A Couple of Quick Posts
Now, I don't want to get off on a major ranting tangent here but I did see something on my way to work that made me stop, pull out the Clie and take a few notes before pedaling on to work.
Imagine a scenario where you are walking with one of your friends having a nice conversation about how awful the Raiders are or that the Sharks made a terrible mistake in trading Owen Nolan away. When, suddenly, your friend stops walking, bends down, picks something up off the sidewalk and eats it.
Basically they've just taken trash from the street and ingested it.
Pretty nasty to think about, right?
Well replace that something with a half smoked cigarette and that's exactly what I witnessed this morning. A lady wearing pretty awful looking acid washed jeans was passing by the front door of a local bar (one where they have the bar completely enclosed by glass so you can drink and smoke legally at the bar (or they used to, I've not been in there in ages because its grotesque having to swim through a sea of smoke to order a beer). And this lady picked up a used cigarette and stuck it in her mouth and lit it!
And my resolve to never smoke got a whole lot stronger because that's just plain nasty to take someone else's trash and put it in your mouth.
Not to mention the fact that people smoking look utterly stupid but that's another post.
Two more bits of news to pass along and then its back to the press mill.

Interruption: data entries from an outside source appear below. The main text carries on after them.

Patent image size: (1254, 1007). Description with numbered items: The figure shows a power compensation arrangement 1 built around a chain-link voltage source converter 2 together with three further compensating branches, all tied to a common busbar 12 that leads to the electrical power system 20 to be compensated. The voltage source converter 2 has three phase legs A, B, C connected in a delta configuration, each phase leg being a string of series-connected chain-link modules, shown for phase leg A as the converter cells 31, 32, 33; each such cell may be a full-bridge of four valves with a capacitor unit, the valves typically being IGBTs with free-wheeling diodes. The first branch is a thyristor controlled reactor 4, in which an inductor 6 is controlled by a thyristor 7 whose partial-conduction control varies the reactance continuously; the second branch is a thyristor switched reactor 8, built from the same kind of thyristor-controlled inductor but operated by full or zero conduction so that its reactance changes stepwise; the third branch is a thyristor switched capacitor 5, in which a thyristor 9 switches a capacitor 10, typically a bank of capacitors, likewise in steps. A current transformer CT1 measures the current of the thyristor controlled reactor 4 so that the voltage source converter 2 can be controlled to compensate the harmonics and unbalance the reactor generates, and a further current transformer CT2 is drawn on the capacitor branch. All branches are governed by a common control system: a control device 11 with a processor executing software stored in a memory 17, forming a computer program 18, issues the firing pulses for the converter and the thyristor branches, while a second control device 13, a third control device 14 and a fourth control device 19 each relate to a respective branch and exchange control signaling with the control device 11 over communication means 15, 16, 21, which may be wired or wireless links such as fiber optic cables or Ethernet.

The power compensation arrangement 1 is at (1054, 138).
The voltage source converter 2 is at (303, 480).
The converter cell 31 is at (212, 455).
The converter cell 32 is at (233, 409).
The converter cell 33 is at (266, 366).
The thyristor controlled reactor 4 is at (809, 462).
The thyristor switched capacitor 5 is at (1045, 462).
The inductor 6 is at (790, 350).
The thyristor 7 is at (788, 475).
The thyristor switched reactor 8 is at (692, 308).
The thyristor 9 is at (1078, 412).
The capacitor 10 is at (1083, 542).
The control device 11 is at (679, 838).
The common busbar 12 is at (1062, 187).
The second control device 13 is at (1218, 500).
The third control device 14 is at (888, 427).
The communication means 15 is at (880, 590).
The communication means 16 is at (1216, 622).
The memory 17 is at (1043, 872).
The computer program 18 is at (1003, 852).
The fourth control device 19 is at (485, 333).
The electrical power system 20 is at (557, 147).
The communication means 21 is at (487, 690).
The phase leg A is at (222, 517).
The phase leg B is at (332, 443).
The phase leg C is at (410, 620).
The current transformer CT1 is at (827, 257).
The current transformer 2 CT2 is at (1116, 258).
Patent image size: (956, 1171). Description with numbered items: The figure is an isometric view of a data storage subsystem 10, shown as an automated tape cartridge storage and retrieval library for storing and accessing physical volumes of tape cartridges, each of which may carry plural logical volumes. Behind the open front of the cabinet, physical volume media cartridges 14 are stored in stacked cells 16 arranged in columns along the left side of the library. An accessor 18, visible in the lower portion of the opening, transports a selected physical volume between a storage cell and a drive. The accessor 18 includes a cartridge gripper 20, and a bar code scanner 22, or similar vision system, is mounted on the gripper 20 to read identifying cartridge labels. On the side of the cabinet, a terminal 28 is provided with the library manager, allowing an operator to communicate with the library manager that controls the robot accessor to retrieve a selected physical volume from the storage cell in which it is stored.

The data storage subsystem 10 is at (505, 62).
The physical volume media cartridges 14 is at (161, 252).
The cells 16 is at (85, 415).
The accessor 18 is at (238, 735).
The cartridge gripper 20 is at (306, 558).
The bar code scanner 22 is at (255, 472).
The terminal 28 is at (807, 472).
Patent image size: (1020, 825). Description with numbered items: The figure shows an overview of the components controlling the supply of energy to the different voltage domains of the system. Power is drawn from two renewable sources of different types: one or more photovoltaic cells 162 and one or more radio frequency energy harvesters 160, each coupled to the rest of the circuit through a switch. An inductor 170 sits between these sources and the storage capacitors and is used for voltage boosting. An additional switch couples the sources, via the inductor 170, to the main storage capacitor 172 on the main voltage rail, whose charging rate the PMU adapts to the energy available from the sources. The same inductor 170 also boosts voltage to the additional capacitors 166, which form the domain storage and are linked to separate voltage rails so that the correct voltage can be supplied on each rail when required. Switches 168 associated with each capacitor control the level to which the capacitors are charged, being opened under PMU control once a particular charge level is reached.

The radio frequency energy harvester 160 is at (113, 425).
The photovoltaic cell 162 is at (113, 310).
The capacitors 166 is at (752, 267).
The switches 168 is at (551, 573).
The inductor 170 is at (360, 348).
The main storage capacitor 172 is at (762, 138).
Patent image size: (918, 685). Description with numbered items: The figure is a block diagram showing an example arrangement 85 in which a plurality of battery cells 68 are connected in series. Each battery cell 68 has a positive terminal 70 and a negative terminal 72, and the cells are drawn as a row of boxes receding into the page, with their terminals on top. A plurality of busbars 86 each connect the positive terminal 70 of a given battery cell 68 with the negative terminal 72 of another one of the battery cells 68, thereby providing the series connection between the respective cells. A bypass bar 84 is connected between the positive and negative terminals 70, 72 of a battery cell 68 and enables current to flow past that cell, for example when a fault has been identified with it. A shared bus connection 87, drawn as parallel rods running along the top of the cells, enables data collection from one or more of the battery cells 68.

The Utter Fatting of America Gets Another Shove to Lard Heaven
The first came from Mark Morford and was linked in today's Morning Fix that was mostly about the fatting of America. He mentions a new, rather nasty sounding food product that'll just help us bust a gut even faster. He wrote about a trade group developing beef-based snack food called cheeseburger fries in which each nasty deep fried heart hating "meat and cheese compound" stick contains between 4 and 6 grams of fat each! But you know what? They will sell like mad because they are so fat filled and poisonous for human consumption. Which reminds me, I've got another bit of news from Jay that should be posted about the lethality that is margerine.
Morford is calling for America to get back on a health kick, put down the triple processed meat product stick you're chewing on, pick up some organic and totally unprocessed food and take back your vitality instead of allowing it to wallow like a glutted pig in a trough of preservatives, emulsifiers, trans-fatty acids and a whole galaxy of estrogen-esque chemicals that pass for food today.
P and I are making strides down that road to a healthier future by preparing more and more of our own food, sure its tiring but the food tastes better and isn't like ingesting the overprocessed poison that you get at the BK drive thru.
Pondering a Career Change
As if hearing about the exorbitant sums of money that idiots like Jessica Simpson make because she happens to be pretty and can sing but has maybe ten or fifteen lonely brain cells wondering where the party at? How about finding out what the Top Ten Most Overpaid Jobs in the USA are? How about a quick rundown here? Just to make that $9 an hour job seem like even less than it was like yesterday. Some of these people, with no training and no real skill, are pulling down $150k plus a year! For jobs that are nearly completely automated in some cases.
10) Wedding photographers
9) Pilots for major airlines
8) West Coast longshoremen
7) Airport skycaps
6) Real estate agents selling high-end homes
5) Motivational speakers and ex-politicians on the lecture circuit
4) Orthodontists
3) CEOs of poorly performing companies
2) Washed-up pro athletes in long-term contracts
And the number one most overpaid job in the United States?
1) Mutual-fund managers
Funny, I didn't see PR managers on that list.